A co-owner of a Twin Cities electrical contracting company has been convicted of cheating nearly two dozen employees out of a total of $242,000 in wages by paying them far less than the law required for their work on a state highway project in the north metro and elsewhere.
Laura Plzak, 54, of Loretto, was convicted in Hennepin County District Court of 16 felony counts of theft by swindle.
County Attorney Mike Freeman praised the bench verdict issued by Judge Tamara Garcia, calling it “a good decision, based on the enormous amount of evidence gathered by the FBI and the Minnesota Department of Transportation.”
Freeman said Monday that Plzak was “driven by greed, pure and simple, and it was the hardworking electricians who suffered.”
According to the criminal complaint:
Honda Electric, which is based out of the home of Laura and Jeffrey Plzak, was the electrical subcontractor on a Minnesota Department of Transportation (MnDOT) project at Interstate 35W and Interstate 694 in the north metro.
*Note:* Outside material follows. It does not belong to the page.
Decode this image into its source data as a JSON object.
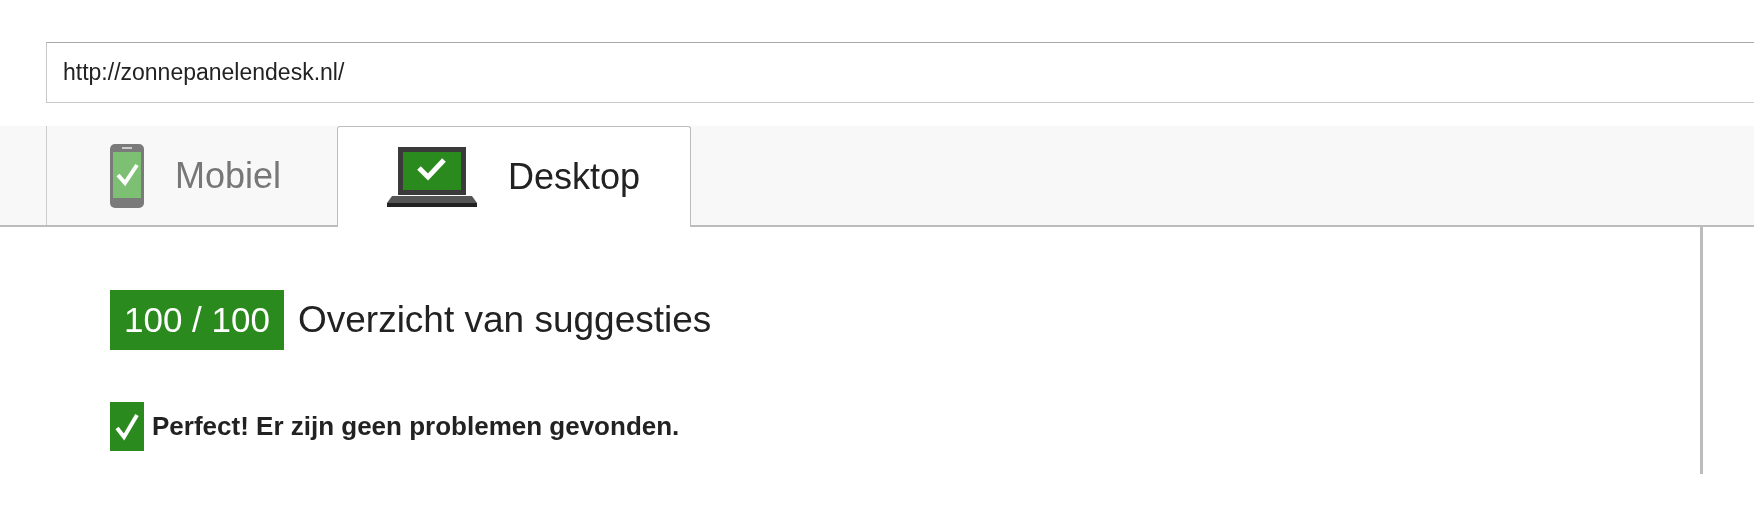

The legally mandated prevailing wage for electricians on that job was $58.50 an hour, but one of the workers told state investigators in late 2010 that he was paid $17 an hour.
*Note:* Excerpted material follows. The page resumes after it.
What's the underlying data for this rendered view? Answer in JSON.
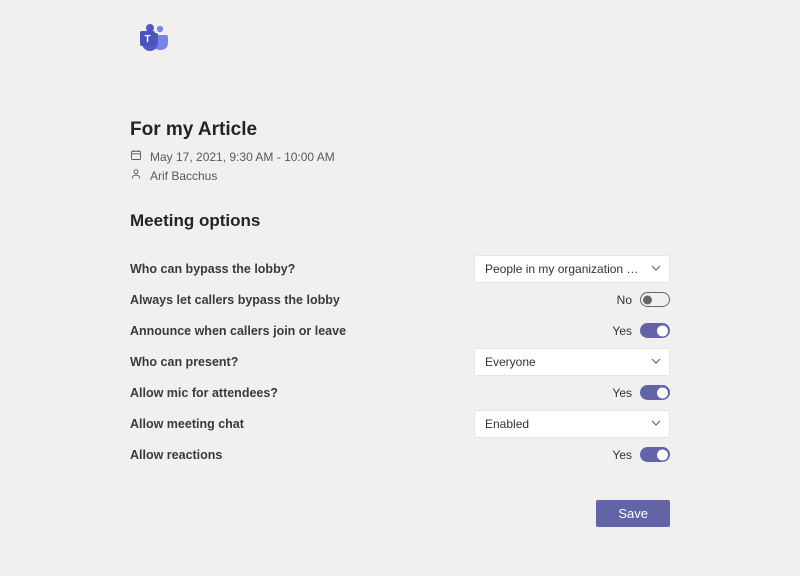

The worker provided investigators with timesheets and pay stubs from some of the pay periods between Aug. 24, 2010, and Oct. 6, 2010. The stubs showed fewer hours worked than what he had reported on his timesheets.
In all, 22 employees were shortchanged $242,000 for their work from 2010 through 2012.
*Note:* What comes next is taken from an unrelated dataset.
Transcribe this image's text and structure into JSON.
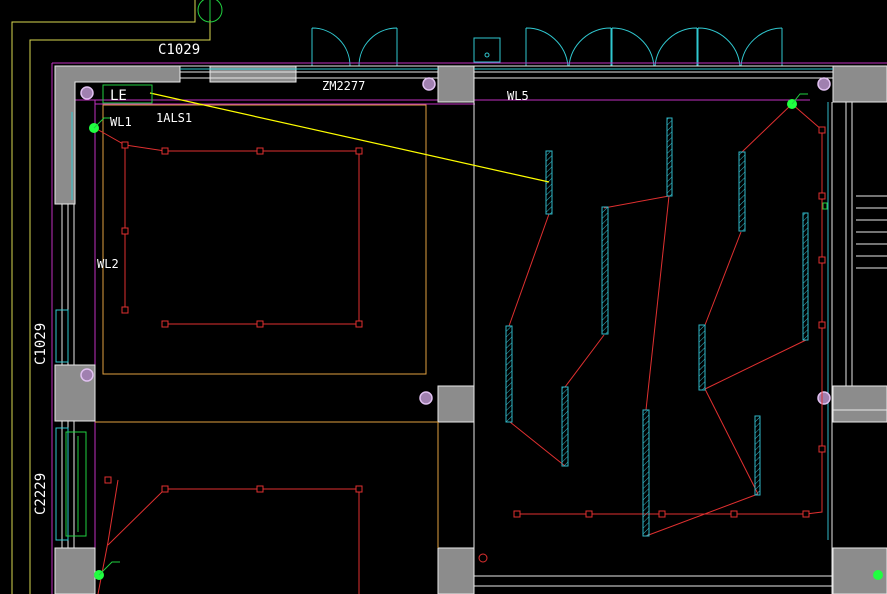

Garcia wrote in her verdict that Plzak submitted bids for government work promising to pay the higher prevailing wage “without any intention of fulfilling those promises.” Further, the judge continued, Plzak admitted falsifying government forms to make it appear that her workers were receiving the prevailing wage.
The work Honda Electric did, besides several road projects, included assignments at the Bois Forte Reservation in northern Minnesota, the University of Minnesota and the Three Rivers Park District.
The most serious counts against Plzak, who ran the company’s office, each carry a maximum sentence of 20 years in prison.
Jeffrey Plzak, who did electrical work in the field for his company, pleaded guilty last year to similar charges in U.S. District Court in connection with the scheme and is sentenced to 22 months in prison.
Plzak’s attorney, Mark Kelly, countered Tuesday afternoon that “greed was not the motive here.” Kelly added that the state initially brought charges against his client claiming the employees were victims of theft by swindle, but “court dismissed those charges, and the state changed its theory of the case to claim the state agencies and the general contractors were the victims.”
The attorney said that showed that by making a new claim of who was victimized, “the county attorney is conceding that no money was obtained by my client or her company as a result of her actions.”